Sunday, June 19, 2011

DYLAN DOG: DEAD OF NIGHT (2011)


RATING: 0.5/5

Paranormal investigator! Werewolves! Vampires! Zombies! It's a mix of detective story and monster movie styled in a film noir template. And it's also based on Italian's Tiziano Sclavi's beloved 25-year-old comic book fantasy series. At the first glance, DYLAN DOG: DEAD OF NIGHT looks like an exciting genre mishmash. I mean, why not? But unfortunately, this Hollywood version is a gigantic hoot. In fact it's such a hoot that fans and critics have furiously trashed the movie for betraying its source material when it opened on the Italian territory back on March 2011.

Dylan Dog (Brandon Routh) is once an infamous New Orleans paranormal investigator who hunts "the creatures of the night" (werewolves, vampires and zombies). But after the tragic death of his girlfriend, Dylan has been laying low ever since and he only takes a routine detective job that has nothing to do with paranormal investigation. However his dark past catches up upon him when a client named Elizabeth (Anita Briem) needs his help to investigate the murder of her wealthy father, who is killed by a werewolf. At first Dylan refuses to accept the case until the death of his partner-in-crime, Marcus (Sam Huntington) subsequently made him change his mind. As he takes up the case, he begins to discover that Elizabeth's father was a collector of antiques. One of the antiques he possessed was an artifact called "the Heart of Belial", which has been missing for 400 years and whoever has the thing able to unlock a powerful demon. Among the suspects Dylan is nosing around includes werewolf leader named Gabriel (Peter Stormare) and his son Wolfgang (wrestler Kurt Angle), as well as vampire leader named Vargas (Taye Diggs) -- all of them are old enemies back in the past. On the other side, Marcus is back from the dead and becomes a zombie, in which he has tough time trying to readjust his new lifestyle (e.g. consuming maggots).

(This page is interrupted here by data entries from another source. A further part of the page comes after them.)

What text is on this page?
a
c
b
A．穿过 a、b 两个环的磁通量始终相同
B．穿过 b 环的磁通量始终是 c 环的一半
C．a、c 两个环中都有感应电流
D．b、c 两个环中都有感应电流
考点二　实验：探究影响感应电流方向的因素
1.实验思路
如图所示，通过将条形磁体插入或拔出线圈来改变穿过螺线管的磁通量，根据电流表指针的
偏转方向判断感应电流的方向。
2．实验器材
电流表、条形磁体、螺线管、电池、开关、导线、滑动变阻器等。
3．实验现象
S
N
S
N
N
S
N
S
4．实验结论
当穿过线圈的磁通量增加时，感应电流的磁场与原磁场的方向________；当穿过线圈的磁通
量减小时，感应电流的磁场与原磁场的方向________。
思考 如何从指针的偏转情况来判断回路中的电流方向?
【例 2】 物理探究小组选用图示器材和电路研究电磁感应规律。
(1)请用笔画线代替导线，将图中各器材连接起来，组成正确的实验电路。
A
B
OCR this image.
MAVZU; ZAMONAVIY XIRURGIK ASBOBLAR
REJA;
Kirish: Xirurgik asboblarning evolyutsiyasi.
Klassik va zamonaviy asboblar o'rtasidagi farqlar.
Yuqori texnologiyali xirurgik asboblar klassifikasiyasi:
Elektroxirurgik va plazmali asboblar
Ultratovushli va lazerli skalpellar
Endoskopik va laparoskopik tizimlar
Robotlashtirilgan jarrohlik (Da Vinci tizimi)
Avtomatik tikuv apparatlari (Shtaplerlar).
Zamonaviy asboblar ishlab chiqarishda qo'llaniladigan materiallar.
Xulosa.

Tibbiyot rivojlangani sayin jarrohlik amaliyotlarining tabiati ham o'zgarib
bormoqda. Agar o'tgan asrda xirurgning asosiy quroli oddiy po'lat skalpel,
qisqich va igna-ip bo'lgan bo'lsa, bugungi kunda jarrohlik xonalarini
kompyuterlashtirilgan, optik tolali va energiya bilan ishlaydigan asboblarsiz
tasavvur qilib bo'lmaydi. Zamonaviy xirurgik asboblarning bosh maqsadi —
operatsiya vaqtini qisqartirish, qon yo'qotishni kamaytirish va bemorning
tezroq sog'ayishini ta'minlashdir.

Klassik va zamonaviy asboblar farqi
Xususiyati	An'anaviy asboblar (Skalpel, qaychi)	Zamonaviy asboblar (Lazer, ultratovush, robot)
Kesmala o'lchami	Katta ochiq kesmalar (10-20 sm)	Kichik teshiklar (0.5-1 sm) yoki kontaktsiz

Joshua Oppenheimer and Thomas Dean Donnelly's adapted screenplay is awfully generic, which is too bad because the movie has a potential that rivals the somewhat similar CONSTANTINE (2005) big screen adaptation. The storyline is frequently suffered from lame voiceover by Brandon Routh, as well as it's heavy on long-winded exposition and the dialogues are mediocre.

Cast-wise, Brandon Routh has the physical appearance but like SUPERMAN RETURNS (1996), his wooden acting is the biggest culprit that occasionally made him a weak anti-hero worth investing for. Faring equally worst is Sam Huntington whose motormouth appearance is so annoying that he's hardly amusing at all. In fact his character could have been eliminated altogether. Anita Briem delivers a mostly thankless role whose appearance only has a glimpse of hope when her character is revealed in the climactic finale, but then again it's all too late and too little. As for the villains, both Peter Stormare and Taye Diggs are all standard-issue, forgettable characters.

But of all the unforgivable flaws, the dreadful failure of this movie lies on the incompetent hands of director Kevin Munroe (2007's TMNT). As his first live-action feature movie, his direction is pedestrian and he doesn't seems to have a clue what makes a genre mishmash as potentially exciting as DYLAN DOG: DEAD OF NIGHT could have worked better. Instead he throws everything in the mix and flushes them in such a cluttered mess that there's hardly anything worth mentioning for. The action? They are so unimaginative and hardly exciting at all. If that's not insulting enough, the special effects are TV-level standard, with rubber-looking monsters all over the place.

DYLAN DOG: DEAD OF NIGHT is a waste of time. No wonder the movie has been shelved since last year and only sees a glimpse of light in theatrical release (it should have been dumped as a direct-to-DVD release instead!). And for the record, this one fares as among the worst comic-book movie ever made in recent memory.